Vaccination provides a cost-effective approach to controlling the COVID-19 pandemic. The success of vaccination depends on global preparedness and acceptance of the new vaccines, and this is threatened by vaccine hesitancy worldwide. This study aimed to measure the prevalence of COVID-19 vaccine hesitancy, attitudes, and contributing factors in the Black Asian Ethnic Minority (BAME) of New South Wales (NSW), Australia.

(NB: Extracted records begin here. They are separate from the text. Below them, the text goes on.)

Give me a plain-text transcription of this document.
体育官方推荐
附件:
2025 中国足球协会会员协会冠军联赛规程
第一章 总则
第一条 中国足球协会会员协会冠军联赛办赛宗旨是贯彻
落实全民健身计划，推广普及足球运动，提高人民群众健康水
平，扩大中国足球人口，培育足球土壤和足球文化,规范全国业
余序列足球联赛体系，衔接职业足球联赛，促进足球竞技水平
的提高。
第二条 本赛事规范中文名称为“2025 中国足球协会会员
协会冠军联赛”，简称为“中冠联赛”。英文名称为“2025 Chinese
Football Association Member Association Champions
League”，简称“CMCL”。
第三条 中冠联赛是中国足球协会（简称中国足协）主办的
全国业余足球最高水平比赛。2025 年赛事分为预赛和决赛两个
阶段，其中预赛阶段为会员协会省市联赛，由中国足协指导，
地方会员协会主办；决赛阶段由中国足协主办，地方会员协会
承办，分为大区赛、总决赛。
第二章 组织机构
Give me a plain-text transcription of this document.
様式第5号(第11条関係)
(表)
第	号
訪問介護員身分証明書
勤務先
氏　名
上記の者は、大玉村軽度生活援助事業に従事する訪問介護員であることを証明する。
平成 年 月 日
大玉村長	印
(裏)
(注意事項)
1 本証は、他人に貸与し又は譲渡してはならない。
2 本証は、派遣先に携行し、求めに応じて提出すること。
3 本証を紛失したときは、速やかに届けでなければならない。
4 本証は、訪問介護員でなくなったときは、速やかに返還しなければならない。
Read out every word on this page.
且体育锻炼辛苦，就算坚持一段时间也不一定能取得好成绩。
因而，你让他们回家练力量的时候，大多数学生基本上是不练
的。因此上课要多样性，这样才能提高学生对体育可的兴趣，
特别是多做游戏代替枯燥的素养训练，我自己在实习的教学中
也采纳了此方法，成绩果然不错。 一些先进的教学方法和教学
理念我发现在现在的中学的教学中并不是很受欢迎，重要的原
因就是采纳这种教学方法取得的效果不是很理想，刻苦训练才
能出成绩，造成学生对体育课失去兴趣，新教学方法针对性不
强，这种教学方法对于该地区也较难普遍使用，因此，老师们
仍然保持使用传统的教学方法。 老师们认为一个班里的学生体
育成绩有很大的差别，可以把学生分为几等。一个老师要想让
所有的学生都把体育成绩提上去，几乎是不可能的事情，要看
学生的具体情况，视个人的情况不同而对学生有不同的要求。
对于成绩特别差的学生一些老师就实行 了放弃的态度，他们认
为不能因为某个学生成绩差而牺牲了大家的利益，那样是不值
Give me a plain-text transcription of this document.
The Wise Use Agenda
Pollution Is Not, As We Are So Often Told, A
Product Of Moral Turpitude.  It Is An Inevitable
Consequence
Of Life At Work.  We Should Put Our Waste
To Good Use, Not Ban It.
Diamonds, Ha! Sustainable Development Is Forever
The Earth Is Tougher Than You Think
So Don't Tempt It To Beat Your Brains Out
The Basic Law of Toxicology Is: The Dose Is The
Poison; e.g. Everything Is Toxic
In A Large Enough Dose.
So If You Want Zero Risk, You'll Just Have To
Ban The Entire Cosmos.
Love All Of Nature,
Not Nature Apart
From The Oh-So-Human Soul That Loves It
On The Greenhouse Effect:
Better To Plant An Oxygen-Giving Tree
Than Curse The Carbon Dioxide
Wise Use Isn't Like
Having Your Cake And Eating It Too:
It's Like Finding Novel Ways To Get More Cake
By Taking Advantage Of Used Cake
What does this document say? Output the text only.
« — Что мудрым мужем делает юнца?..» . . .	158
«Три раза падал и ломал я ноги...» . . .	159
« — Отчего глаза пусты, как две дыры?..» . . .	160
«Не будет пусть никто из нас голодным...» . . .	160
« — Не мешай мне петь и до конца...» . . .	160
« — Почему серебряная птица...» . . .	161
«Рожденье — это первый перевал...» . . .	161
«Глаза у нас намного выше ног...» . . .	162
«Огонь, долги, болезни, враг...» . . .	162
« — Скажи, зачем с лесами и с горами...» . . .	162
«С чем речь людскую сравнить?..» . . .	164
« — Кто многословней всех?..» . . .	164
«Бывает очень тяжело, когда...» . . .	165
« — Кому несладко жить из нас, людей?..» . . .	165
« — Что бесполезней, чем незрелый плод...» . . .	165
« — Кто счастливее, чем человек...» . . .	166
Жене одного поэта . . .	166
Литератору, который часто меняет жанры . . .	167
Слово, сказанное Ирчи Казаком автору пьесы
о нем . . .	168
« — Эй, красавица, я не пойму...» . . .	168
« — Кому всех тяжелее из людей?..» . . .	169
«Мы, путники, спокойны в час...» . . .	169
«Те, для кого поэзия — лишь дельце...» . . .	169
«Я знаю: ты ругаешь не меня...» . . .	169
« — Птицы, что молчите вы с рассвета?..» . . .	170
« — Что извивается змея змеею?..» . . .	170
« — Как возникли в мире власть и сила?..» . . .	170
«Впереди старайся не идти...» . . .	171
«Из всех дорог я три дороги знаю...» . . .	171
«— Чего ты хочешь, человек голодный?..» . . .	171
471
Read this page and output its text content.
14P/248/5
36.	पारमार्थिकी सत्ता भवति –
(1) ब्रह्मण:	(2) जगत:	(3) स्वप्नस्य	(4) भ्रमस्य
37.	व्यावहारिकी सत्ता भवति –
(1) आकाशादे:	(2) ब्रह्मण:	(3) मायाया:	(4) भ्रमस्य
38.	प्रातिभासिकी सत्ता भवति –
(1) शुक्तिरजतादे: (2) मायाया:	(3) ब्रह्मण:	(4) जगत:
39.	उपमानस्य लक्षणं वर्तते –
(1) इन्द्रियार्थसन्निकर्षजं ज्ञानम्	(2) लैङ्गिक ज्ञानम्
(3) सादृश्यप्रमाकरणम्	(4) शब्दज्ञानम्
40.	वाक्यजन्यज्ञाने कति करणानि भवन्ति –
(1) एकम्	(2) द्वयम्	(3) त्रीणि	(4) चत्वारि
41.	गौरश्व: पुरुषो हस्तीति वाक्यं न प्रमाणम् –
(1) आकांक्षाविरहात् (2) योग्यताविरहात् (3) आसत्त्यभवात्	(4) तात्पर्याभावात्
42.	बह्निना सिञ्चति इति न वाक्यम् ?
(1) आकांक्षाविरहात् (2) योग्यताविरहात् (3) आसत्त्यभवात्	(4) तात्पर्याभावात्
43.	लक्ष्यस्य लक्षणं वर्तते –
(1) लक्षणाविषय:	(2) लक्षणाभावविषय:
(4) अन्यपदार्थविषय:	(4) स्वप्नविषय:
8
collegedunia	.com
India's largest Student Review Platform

Aim:This study aimed to measure the prevalence of COVID-19 vaccine hesitancy and identify contributing factors leading to vaccine hesitancy in the Black Asian and Ethnic Minority (BAME) in NSW. A cross-sectional study was conducted among the BAME community in NSW; over 12 weeks, from January 3rd, 2022, to March 28th, 2022. The study used the pre-existing previously known 5Cs model (confidence, constraints, complacency, calculation, and collective responsibility) to assess reasons for hesitancy. The questionnaire was distributed in English using social media platforms: Facebook and WhatsApp. The study received 101 respondents over 18 years from all states in Australia from BAME communities, males and females, with different educational levels, employment sectors, marital statuses, co-existing chronic medical conditions, previous COVID-19 infection status, and COVID-19 vaccine received. Of these, 56 respondents were from NSW. Our findings revealed a high prevalence of COVID-19 vaccine hesitancy among the BAME community in NSW, with 72.8% of respondents demonstrating hesitancy/reluctance due to various attitudes identified by the 5Cs model. Despite this high hesitancy, 98.2% of the participants had received at least one to three vaccine doses. Even in populations with high vaccine uptake, it is still essential to address vaccine hesitancy and provide ongoing education about the importance of vaccination, particularly as new variants of COVID-19 continue to emerge and the need for booster shots may arise. This can help ensure continued protection against the virus and prevent future outbreaks.